Hand Habits - Fun House Music Album Reviews

Hand Habits - Fun House Music Album Reviews
With stark, introspective lyrics and fuller production, Meg Duffy’s latest is a bold foray into poppier sounds. It feels like a fresh start.

The music video for “Clean Air,” a single from Hand Habits’ new album Fun House, unfolds like a magic trick. Meg Duffy, a guitarist and singer who made their name as an accompanist for Weyes Blood and the War on Drugs, ambles moodily on stage, clutching a microphone as if about to deliver a sermon. Then, as the strum of an acoustic guitar picks up, breezy and gentle, the audience explodes with energy. Sweat drips, bodies sway, a pit opens up; at one point, Duffy starts crowd surfing. The joke is obvious, though it clarifies something deeper about the disconnect between what’s felt and what’s spoken aloud.

This particular tension—understated indie rock with the emotional force of a scream—has informed all of Duffy’s music over the past few years. Their last full-length project as Hand Habits, 2019’s placeholder, felt knotty and interior; Duffy has described the record as being “impulsive”—the product of writing while on tour. The lyrics were anxious but also aimless, running up against impossible questions. “What’s the use if you’re not trying to forgive?” they asked, lingering on the feeling of frustration.

On Fun House, Duffy approaches a sense of resolution. “I could never hear her, no matter how loud/Screaming, ‘I’ll always be the anchor you drag around,’” Duffy sings on “No Difference.” While the song courses with doubt, the persistent emotional block stalling a relationship, it never curdles into bitterness or anger. Near the end of the song, Duffy is joined by background vocals from several collaborators, including Perfume Genius and Big Thief’s James Krivchenia, helping disperse some of that unease, relying on community for reassurance.

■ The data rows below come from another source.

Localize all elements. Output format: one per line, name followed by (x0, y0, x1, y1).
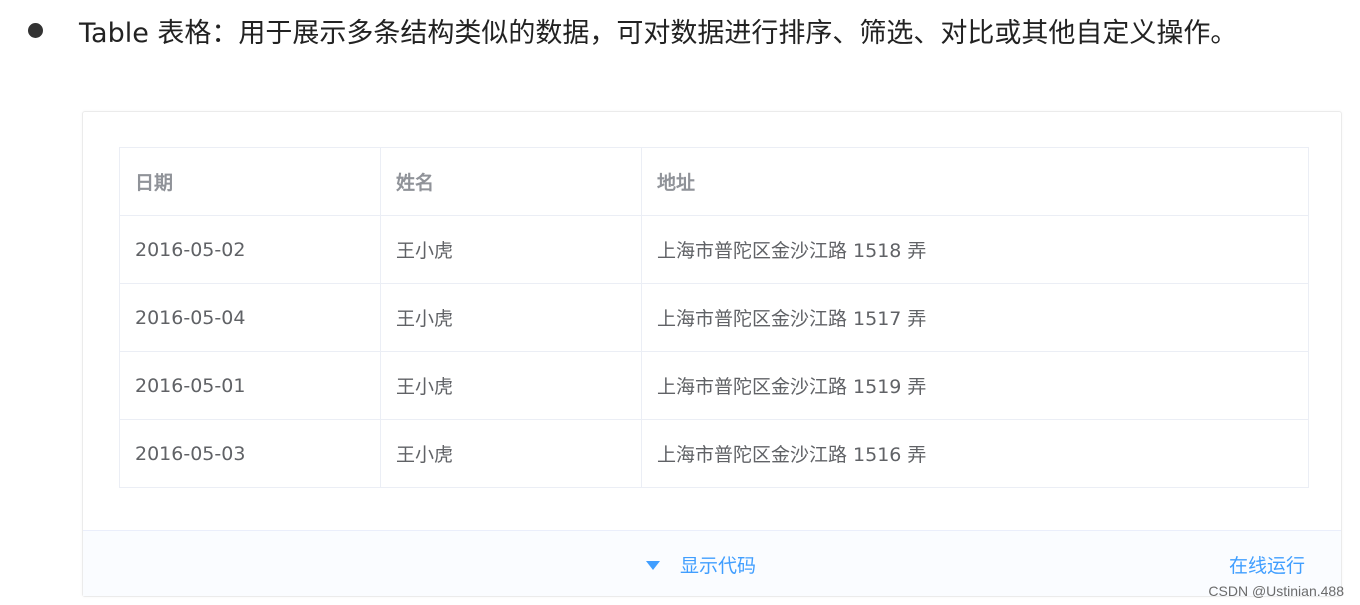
header-date: 日期 (119, 147, 381, 216)
data-table: 日期 姓名 地址 2016-05-02 王小虎 上海市普陀区金沙江路 1518 … (119, 147, 1309, 488)
cell-name: 王小虎 (380, 419, 642, 488)
cell-name: 王小虎 (380, 215, 642, 284)
cell-address: 上海市普陀区金沙江路 1516 弄 (641, 419, 1309, 488)
cell-date: 2016-05-01 (119, 351, 381, 420)
show-code-label: 显示代码 (680, 554, 757, 577)
demo-control-bar: 显示代码 在线运行 (83, 530, 1341, 596)
show-code-button[interactable]: 显示代码 (646, 531, 756, 597)
bullet-text: Table 表格：用于展示多条结构类似的数据，可对数据进行排序、筛选、对比或其他… (79, 17, 1238, 49)
cell-name: 王小虎 (380, 283, 642, 352)
table-header-row: 日期 姓名 地址 (119, 147, 1309, 216)
header-name: 姓名 (380, 147, 642, 216)
watermark: CSDN @Ustinian.488 (1208, 583, 1344, 599)
caret-down-icon (646, 560, 660, 570)
cell-address: 上海市普陀区金沙江路 1519 弄 (641, 351, 1309, 420)
table-row: 2016-05-03 王小虎 上海市普陀区金沙江路 1516 弄 (119, 419, 1309, 488)
table-row: 2016-05-02 王小虎 上海市普陀区金沙江路 1518 弄 (119, 215, 1309, 284)
demo-block: 日期 姓名 地址 2016-05-02 王小虎 上海市普陀区金沙江路 1518 … (82, 111, 1342, 597)
cell-name: 王小虎 (380, 351, 642, 420)
table-row: 2016-05-01 王小虎 上海市普陀区金沙江路 1519 弄 (119, 351, 1309, 420)
cell-date: 2016-05-04 (119, 283, 381, 352)
cell-date: 2016-05-03 (119, 419, 381, 488)
cell-date: 2016-05-02 (119, 215, 381, 284)
header-address: 地址 (641, 147, 1309, 216)
bullet-item: Table 表格：用于展示多条结构类似的数据，可对数据进行排序、筛选、对比或其他… (28, 8, 1237, 52)
bullet-dot (28, 22, 43, 38)
cell-address: 上海市普陀区金沙江路 1517 弄 (641, 283, 1309, 352)
cell-address: 上海市普陀区金沙江路 1518 弄 (641, 215, 1309, 284)
table-row: 2016-05-04 王小虎 上海市普陀区金沙江路 1517 弄 (119, 283, 1309, 352)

Many of these songs twist feelings of anxiety into comforting new shapes. Late-album highlight “The Answer” is a triptych survey of a relationship; what starts as a resigned, whispery swell is interrupted by a different time signature that works like a counter-argument. When the initial cadence returns after a moment of near-silence, it’s as if Duffy has finally come around to their own side. Even amid this psychic back-and-forth, they sound assured. “Drink the mist/My body, a question that hangs on her lips/I know the answer/The answer, it’s always mine,” they sing, backed by a silvery tableau of plucked guitar and tambourine. The meaning of each section pivots on that phrase: “I know the answer.” The answer isn’t always the same, and it isn’t always what you’re looking for, but it always is.

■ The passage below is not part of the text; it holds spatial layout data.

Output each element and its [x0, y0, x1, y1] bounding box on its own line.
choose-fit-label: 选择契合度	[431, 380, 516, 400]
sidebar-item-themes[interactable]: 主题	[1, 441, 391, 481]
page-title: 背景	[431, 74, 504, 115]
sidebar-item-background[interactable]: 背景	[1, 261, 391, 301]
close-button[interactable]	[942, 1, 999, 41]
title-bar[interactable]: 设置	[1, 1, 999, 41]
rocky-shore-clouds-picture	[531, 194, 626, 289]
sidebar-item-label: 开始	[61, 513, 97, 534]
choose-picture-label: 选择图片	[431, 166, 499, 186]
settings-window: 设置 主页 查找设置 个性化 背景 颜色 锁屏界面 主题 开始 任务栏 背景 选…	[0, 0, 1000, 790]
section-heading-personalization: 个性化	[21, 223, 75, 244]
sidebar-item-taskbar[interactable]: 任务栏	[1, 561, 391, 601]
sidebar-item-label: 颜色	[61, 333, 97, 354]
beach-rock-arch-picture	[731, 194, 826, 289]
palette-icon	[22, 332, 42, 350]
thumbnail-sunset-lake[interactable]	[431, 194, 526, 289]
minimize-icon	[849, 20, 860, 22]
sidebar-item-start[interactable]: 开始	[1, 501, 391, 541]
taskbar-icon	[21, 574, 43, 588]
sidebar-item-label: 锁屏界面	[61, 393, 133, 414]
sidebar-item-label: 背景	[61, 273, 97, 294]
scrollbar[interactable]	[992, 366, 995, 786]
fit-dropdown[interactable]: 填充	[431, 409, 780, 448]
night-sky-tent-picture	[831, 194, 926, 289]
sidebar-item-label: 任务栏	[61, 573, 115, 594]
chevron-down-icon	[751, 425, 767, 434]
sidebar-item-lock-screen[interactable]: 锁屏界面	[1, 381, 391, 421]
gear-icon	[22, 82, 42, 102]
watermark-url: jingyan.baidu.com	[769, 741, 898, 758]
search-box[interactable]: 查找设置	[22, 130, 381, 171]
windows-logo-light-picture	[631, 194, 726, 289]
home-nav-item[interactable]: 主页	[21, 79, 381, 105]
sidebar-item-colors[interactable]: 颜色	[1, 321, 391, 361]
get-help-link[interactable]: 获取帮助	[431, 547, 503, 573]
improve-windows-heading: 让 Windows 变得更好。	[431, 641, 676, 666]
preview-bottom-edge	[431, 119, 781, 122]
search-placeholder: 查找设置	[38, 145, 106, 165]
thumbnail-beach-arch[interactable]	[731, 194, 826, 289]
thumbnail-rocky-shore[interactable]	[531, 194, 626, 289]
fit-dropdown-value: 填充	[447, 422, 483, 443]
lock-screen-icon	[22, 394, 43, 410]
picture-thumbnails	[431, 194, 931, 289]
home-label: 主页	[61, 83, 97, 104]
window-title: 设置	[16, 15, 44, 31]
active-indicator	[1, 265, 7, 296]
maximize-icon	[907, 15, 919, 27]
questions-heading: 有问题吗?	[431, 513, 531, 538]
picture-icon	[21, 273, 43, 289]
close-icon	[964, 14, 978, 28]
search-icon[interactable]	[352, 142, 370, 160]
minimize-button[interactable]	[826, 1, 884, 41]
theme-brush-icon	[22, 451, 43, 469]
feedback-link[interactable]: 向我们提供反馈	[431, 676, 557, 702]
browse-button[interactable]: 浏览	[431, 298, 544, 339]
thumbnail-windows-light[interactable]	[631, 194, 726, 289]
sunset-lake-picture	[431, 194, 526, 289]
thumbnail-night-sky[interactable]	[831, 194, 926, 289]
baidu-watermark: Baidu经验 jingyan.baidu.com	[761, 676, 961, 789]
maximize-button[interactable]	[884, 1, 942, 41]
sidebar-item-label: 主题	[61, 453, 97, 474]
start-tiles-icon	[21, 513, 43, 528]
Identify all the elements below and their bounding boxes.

After the folky seriousness of placeholder, produced by indie rock stalwart Brad Cook, the relatively varied sounds of Fun House represent a fresh start for Duffy. With production from Sasami Ashworth, Duffy adds woodwinds and digital pulses to the guitar-forward sounds of their earlier work. “Aquamarine” is drunk and dizzy, a head-out-the-window, hair-in-the-wind jam, and a bold foray into poppier sounds. It’s also among the darkest moments on the album—a stark confrontation with the facts of their mother’s suicide. “I didn’t know she played guitar ’til I turned 27,” they sing, reflecting on details kept hidden from them as a child and how the truth ends up surfacing anyway.

There’s a similar ethos of unlikely celebration in the opener, “More Than Love,” which begins with a quote from a Bruce Springsteen classic and peaks in a halo of sun-streaked guitar. Duffy has nailed this sort of wild climax before, but mostly for other artists. Here, their guitar playing introduces a uniquely personal catharsis, a creative breakthrough you can feel in real time. Coming to terms with their own past, Duffy arrives at a cohesive survey of the formula they’ve been refining throughout their discography. Fun House embodies all Duffy’s gifts at once, bringing their virtuosic talent into their own wheelhouse, on their own terms.